I realized this a couple days ago. When I first woke up, I realized that I was still seeing my old self in my head when I pictured who I was based on the self-image in my head. So that's still who I'm seeing myself as. When I actually go in front of the mirror now, and suddenly see how feminine I am now, I'm almost always surprised. It's not a bad surprised, though, it's a very good surprised. I smile whenever I see that feminine self looking back at me.
So here's the thing... even though I'm still seeing that old self in my head as if he's still my actual self, I don't WANT to be seeing that old self in my head. That old self makes me feel MISERABLE every time that I imagine that I still am him. It's almost like I'm just expecting the same thing that had been happening to me for years, where I had just internalized that I was a guy and relegated myself to hating my appearance. So when I say that that's the self that I'm still seeing, that doesn't mean that that's the self I want to be.
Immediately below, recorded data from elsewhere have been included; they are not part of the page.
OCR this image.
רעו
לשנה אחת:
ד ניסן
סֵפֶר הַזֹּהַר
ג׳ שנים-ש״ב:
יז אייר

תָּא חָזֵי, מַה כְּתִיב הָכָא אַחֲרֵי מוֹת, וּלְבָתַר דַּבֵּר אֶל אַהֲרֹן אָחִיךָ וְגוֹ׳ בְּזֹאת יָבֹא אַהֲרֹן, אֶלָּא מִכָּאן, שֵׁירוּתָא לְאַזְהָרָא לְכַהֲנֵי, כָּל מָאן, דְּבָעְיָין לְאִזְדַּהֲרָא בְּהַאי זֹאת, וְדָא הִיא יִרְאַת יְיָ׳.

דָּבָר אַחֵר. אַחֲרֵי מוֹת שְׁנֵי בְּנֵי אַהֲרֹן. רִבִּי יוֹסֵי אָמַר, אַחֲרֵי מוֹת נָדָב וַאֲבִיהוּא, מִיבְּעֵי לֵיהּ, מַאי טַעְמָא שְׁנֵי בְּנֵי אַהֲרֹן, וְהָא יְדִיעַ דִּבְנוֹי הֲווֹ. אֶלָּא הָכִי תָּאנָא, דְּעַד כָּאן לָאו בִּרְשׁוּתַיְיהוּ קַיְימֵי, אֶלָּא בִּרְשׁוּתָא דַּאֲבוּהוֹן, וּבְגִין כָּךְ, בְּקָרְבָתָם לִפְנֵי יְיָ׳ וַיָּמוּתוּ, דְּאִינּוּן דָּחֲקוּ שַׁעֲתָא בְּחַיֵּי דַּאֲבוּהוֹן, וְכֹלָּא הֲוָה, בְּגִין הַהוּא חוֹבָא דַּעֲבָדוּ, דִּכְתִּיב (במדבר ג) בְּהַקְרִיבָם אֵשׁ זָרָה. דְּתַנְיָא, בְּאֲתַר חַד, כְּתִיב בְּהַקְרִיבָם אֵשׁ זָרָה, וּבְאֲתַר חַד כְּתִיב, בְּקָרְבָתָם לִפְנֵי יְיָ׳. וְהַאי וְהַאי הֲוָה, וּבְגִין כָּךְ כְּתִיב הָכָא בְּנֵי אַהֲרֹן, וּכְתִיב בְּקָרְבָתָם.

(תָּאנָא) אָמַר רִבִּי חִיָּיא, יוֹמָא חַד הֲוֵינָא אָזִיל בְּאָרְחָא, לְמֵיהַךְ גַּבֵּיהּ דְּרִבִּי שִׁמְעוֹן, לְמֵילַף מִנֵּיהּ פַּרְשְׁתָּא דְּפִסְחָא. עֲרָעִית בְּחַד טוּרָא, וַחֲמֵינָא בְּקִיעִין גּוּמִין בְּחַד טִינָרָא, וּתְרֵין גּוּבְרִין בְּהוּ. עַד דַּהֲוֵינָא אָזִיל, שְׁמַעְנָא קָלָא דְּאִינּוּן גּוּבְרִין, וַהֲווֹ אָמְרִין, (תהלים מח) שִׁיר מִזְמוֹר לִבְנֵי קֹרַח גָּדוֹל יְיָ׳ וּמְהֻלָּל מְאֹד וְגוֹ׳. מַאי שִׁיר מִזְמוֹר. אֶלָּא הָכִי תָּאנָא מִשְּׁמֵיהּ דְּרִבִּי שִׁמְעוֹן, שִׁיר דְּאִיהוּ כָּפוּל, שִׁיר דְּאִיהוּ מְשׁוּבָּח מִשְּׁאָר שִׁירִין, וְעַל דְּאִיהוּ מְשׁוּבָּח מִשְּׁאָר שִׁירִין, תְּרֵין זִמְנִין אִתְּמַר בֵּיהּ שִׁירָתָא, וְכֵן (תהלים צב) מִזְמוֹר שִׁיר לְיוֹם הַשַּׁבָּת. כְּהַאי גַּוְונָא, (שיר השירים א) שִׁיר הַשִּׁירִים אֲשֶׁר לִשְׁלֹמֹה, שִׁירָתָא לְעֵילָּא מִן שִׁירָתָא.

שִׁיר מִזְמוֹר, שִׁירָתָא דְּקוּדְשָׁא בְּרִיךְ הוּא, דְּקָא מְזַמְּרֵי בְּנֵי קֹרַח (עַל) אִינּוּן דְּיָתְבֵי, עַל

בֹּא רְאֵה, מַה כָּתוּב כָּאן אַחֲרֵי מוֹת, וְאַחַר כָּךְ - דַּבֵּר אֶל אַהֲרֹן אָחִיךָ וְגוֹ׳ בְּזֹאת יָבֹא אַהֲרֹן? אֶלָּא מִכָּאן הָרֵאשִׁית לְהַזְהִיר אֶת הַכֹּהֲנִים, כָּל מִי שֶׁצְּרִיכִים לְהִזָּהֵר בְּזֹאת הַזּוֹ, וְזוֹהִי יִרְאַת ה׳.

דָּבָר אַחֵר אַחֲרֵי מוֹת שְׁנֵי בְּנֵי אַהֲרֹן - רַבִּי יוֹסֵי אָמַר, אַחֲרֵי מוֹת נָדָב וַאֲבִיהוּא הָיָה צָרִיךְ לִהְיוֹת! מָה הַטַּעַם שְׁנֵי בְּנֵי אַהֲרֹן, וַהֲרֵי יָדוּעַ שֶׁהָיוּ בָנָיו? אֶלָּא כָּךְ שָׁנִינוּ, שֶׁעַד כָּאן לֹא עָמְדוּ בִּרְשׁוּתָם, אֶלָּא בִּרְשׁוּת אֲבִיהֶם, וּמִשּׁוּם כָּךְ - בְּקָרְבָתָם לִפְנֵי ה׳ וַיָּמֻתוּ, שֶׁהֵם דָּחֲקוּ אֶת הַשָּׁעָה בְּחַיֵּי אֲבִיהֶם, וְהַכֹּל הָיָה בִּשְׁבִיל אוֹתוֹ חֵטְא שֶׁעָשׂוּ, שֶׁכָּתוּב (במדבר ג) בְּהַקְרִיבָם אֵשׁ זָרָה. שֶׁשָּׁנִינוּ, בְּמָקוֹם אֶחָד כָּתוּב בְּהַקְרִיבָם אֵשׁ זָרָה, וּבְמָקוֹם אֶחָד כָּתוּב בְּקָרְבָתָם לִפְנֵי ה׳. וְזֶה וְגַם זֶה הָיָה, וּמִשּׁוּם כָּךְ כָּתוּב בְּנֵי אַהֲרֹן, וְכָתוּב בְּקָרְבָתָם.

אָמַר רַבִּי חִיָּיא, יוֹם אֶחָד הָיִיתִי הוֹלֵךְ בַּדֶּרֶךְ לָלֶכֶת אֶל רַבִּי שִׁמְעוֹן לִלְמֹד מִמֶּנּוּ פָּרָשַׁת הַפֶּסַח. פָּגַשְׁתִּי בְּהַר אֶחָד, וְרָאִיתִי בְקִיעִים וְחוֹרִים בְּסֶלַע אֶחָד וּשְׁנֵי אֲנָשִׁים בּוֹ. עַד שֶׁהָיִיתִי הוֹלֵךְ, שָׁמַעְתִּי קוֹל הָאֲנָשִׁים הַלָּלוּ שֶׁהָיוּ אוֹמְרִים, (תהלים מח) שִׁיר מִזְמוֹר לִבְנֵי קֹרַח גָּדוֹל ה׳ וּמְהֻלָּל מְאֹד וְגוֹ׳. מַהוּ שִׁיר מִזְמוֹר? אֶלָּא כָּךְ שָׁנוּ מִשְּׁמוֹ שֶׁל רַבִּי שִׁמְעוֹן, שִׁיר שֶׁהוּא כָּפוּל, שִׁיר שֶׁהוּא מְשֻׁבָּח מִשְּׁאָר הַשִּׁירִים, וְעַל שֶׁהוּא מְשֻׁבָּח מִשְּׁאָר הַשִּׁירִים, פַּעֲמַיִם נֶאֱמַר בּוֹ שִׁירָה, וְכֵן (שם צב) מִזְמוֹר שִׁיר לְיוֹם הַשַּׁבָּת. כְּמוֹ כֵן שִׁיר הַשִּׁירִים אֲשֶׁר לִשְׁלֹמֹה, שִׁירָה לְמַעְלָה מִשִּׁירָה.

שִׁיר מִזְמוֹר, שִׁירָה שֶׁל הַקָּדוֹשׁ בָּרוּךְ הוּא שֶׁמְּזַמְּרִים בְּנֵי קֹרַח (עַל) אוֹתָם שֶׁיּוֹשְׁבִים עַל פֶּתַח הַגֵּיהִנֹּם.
I am VERY happy every time I look in the mirror and my self-image is proven wrong because I see a self that I actually do like rather than the "sigh... there's my same old miserable male self that I hate. Stupid male features. Stupid square face. Stupid hideous uncute self."
And when I actually do look at myself, that's NOT the self that I see anymore. Ever.
But still, this disconnect is making it VERY hard to accept myself as a girl. Because the self I'm still seeing in my head isn't a girl, it's a guy, so I have a hard time believing that I really am female, despite overwhelming external evidence and despite still feeling a very deep connection with the female gender identity and wishing that I was a girl. (I guess that's the thing... I'm still seeing myself as a guy who wishes that he was a girl, instead of actually being a girl.)
Anyone else have an issue with this? Does it mean anything? Is it something that goes away, or should I be concerned?